An article from SIRUS Norwegian Institute for alcohol and drug research
Many drunken teenage girls get sexually harassed
The prevalence varies with age – the younger girls are more at risk.
SIRUS Norwegian Institute for alcohol and drug research
This is a finding of a new study by Hilde Pape, a researcher at the National Institute of Drug Abuse (SIRUS) in Norway.
Data stemmed from a school survey (response rate: 85 percent) in 16 Norwegian municipalities and the analyses included nearly 3,000 girls aged 15–18 years old.
“We asked the girls whether they had been taken advantage of sexually while unable to resist because they were very drunk, and surprisingly many responded in the affirmative,” says Hilde Pape.
“Seventy-one percent had been intoxicated in the past year, of which 7 percent had been sexually assaulted while incapacitated due to severe drunkenness in the same time period. The prevalence varied from 11 percent among 15-year-olds to 5 percent among 18-year-olds.”
Pape also investigated why the prevalence varied with age. The results indicated that younger girls were more vulnerable because they were more likely to get heavily drunk.

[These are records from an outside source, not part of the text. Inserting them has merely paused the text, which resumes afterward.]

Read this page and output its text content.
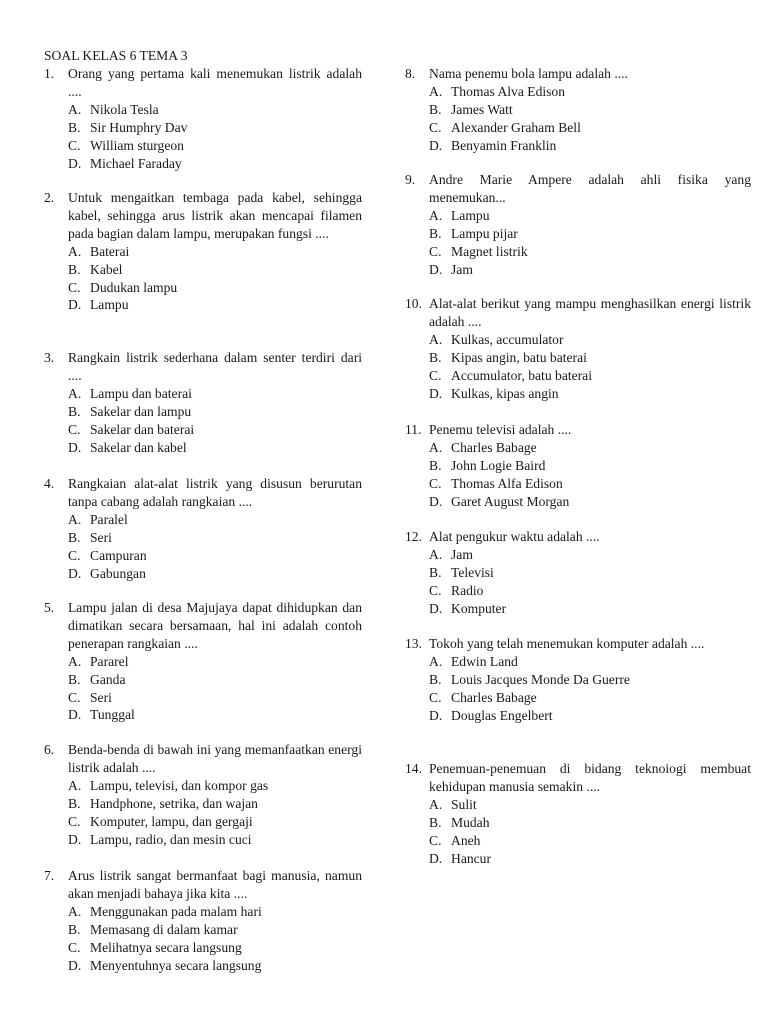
SOAL KELAS 6 TEMA 3
1.	Orang yang pertama kali menemukan listrik adalah ....
A. Nikola Tesla
B. Sir Humphry Dav
C. William sturgeon
D. Michael Faraday
2.	Untuk mengaitkan tembaga pada kabel, sehingga kabel, sehingga arus listrik akan mencapai filamen pada bagian dalam lampu, merupakan fungsi ....
A. Baterai
B. Kabel
C. Dudukan lampu
D. Lampu
3.	Rangkain listrik sederhana dalam senter terdiri dari ....
A. Lampu dan baterai
B. Sakelar dan lampu
C. Sakelar dan baterai
D. Sakelar dan kabel
4.	Rangkaian alat-alat listrik yang disusun berurutan tanpa cabang adalah rangkaian ....
A. Paralel
B. Seri
C. Campuran
D. Gabungan
5.	Lampu jalan di desa Majujaya dapat dihidupkan dan dimatikan secara bersamaan, hal ini adalah contoh penerapan rangkaian ....
A. Pararel
B. Ganda
C. Seri
D. Tunggal
6.	Benda-benda di bawah ini yang memanfaatkan energi listrik adalah ....
A. Lampu, televisi, dan kompor gas
B. Handphone, setrika, dan wajan
C. Komputer, lampu, dan gergaji
D. Lampu, radio, dan mesin cuci
7.	Arus listrik sangat bermanfaat bagi manusia, namun akan menjadi bahaya jika kita ....
A. Menggunakan pada malam hari
B. Memasang di dalam kamar
C. Melihatnya secara langsung
D. Menyentuhnya secara langsung
8.	Nama penemu bola lampu adalah ....
A. Thomas Alva Edison
B. James Watt
C. Alexander Graham Bell
D. Benyamin Franklin
9.	Andre Marie Ampere adalah ahli fisika yang menemukan...
A. Lampu
B. Lampu pijar
C. Magnet listrik
D. Jam
10. Alat-alat berikut yang mampu menghasilkan energi listrik adalah ....
A. Kulkas, accumulator
B. Kipas angin, batu baterai
C. Accumulator, batu baterai
D. Kulkas, kipas angin
11. Penemu televisi adalah ....
A. Charles Babage
B. John Logie Baird
C. Thomas Alfa Edison
D. Garet August Morgan
12. Alat pengukur waktu adalah ....
A. Jam
B. Televisi
C. Radio
D. Komputer
13. Tokoh yang telah menemukan komputer adalah ....
A. Edwin Land
B. Louis Jacques Monde Da Guerre
C. Charles Babage
D. Douglas Engelbert
14. Penemuan-penemuan di bidang teknoiogi membuat kehidupan manusia semakin ....
A. Sulit
B. Mudah
C. Aneh
D. Hancur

“The youngest girls are less experienced drinkers, and probably also less vigilant in situations likely to present a risk of sexual assault. Their limited life experiences probably also make them particularly vulnerable,” says Pape.
More prevalent among girls with behavioural problems
Pape also found that girls who had been sexually assaulted while highly intoxicated were more impulsive and more likely than other girls to be involved in problem behaviour such as violence, theft and skipping school.
“There is a fundamental distinction between identifying potential risk factors and blaming the victims. These results must be interpreted accordingly,” Pape points out.
The lifestyle of some teenage girls may increase vulnerability to sexual assault victimization. Impulsive behaviour and acting-out tendencies might also be a potential consequence of the girls’ victimization experiences.
Pape also found that in the majority of the cases sexual assault victimization in a state of alcohol-induced incapacitation was reported by girls who were not particularly impulsive or behaviourally disinhibited.
“From a public health perspective, priority should therefore be given to effective preventive measures targeting all teenage girls. It is at least as important to take steps to combat males’ perpetration of such sexual assaults,” says Pape.
Although teenage drinking is widespread in many countries, hardly any studies have addressed the issue of underage girls’ vulnerability to sexual assault when heavily intoxicated.
“This study demonstrates that there is a substantial disparity between the prevalence of alcohol-related sexual assault victimization and the body of research addressing the issue,” Pape says.